Oh. My. God. I know I’ll regret this post when I read it later in more sober times, but OMG. If you’re not watching India play Australia right this second, you’re missing out a prime example of Test cricket’s drama and verve.
First, the Australians come out “all guns blazing,” as Ravi Shastri would say. Even in the best of times, Matthew Hayden seems angry and too confident for me, but he seemed downright furious at the Indians, and not because of any apparent verbal spat. It’s almost as if the Australians — used to winning over and over again — could not fathom that an opponent would have them wait to get their chance to bat. Each successive hit to the boundary looked like Hayden meting out extra punishment to some errant schoolboys who hadn’t learned their place on the playground.
But, as I said in the lower post, this Australia is not the one it used to be. Sheer confidence might just not be enough any more. To sweep Harbhajan after facing only 2 balls? For Katich to stand back and swipe, with just 10 minutes to go to tea? And what on earth was Hussey thinking, pulling on a pitch like this?
The most salient moment for me, though, came when Sharma bowled Ponting. It wasn’t the delivery itself — though that was something special — but it was the look of recognition on Ponting’s face. He just stood there, raised his bat in humble defeat, and then looked back to see the off-stump lying flat on the ground. I can’t tell you how good this feels: it’s like a new order arranging itself in the cricket world; a power that realizes that it may just have met its match. Ponting watched the ball all the way through; unlike the others, he was as careful as careful is — and yet, he was tumbled over.

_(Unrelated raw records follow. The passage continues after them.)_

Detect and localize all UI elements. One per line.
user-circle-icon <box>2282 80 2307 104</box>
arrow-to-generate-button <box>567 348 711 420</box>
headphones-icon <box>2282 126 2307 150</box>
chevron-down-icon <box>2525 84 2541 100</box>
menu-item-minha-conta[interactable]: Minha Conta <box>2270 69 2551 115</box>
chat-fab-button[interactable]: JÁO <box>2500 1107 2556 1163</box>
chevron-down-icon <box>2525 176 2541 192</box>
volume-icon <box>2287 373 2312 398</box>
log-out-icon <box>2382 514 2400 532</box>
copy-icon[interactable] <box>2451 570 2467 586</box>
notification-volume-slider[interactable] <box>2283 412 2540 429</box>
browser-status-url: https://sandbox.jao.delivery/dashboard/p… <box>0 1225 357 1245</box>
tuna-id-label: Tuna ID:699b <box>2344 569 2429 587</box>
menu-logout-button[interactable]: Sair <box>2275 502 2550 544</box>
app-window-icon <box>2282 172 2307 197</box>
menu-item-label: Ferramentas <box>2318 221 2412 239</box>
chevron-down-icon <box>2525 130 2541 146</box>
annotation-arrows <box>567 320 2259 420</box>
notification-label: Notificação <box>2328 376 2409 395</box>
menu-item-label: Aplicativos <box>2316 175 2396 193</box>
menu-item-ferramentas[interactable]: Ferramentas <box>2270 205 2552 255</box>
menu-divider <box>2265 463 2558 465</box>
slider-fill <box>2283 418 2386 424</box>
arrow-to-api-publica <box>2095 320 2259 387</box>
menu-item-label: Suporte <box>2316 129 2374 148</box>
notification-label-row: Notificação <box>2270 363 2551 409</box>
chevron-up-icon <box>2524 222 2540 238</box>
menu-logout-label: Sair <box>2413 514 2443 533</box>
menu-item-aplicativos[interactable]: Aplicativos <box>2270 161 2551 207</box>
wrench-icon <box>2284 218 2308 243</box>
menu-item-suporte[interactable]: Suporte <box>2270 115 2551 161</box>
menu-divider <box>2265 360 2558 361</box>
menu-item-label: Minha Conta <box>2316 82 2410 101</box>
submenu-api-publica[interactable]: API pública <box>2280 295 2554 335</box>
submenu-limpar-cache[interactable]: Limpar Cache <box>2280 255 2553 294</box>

If India do pull this victory off, I may forgive them for that Sydney Test fiasco. But honestly, this has much to do with Australian — Western? — arrogance. Ponting promised to bring the modern brand of aggressive cricket to the subcontinent, but, as Waugh found out in the 1990s, it just doesn’t work in India. What we just witnessed in the last hour — the early Australian aggression and attitude; the hubris and the cold judgment of luck; and then, the inexorable and humbling fall — is a level of drama and emotion that you won’t match for a long time, and certainly not in any Twenty20 game.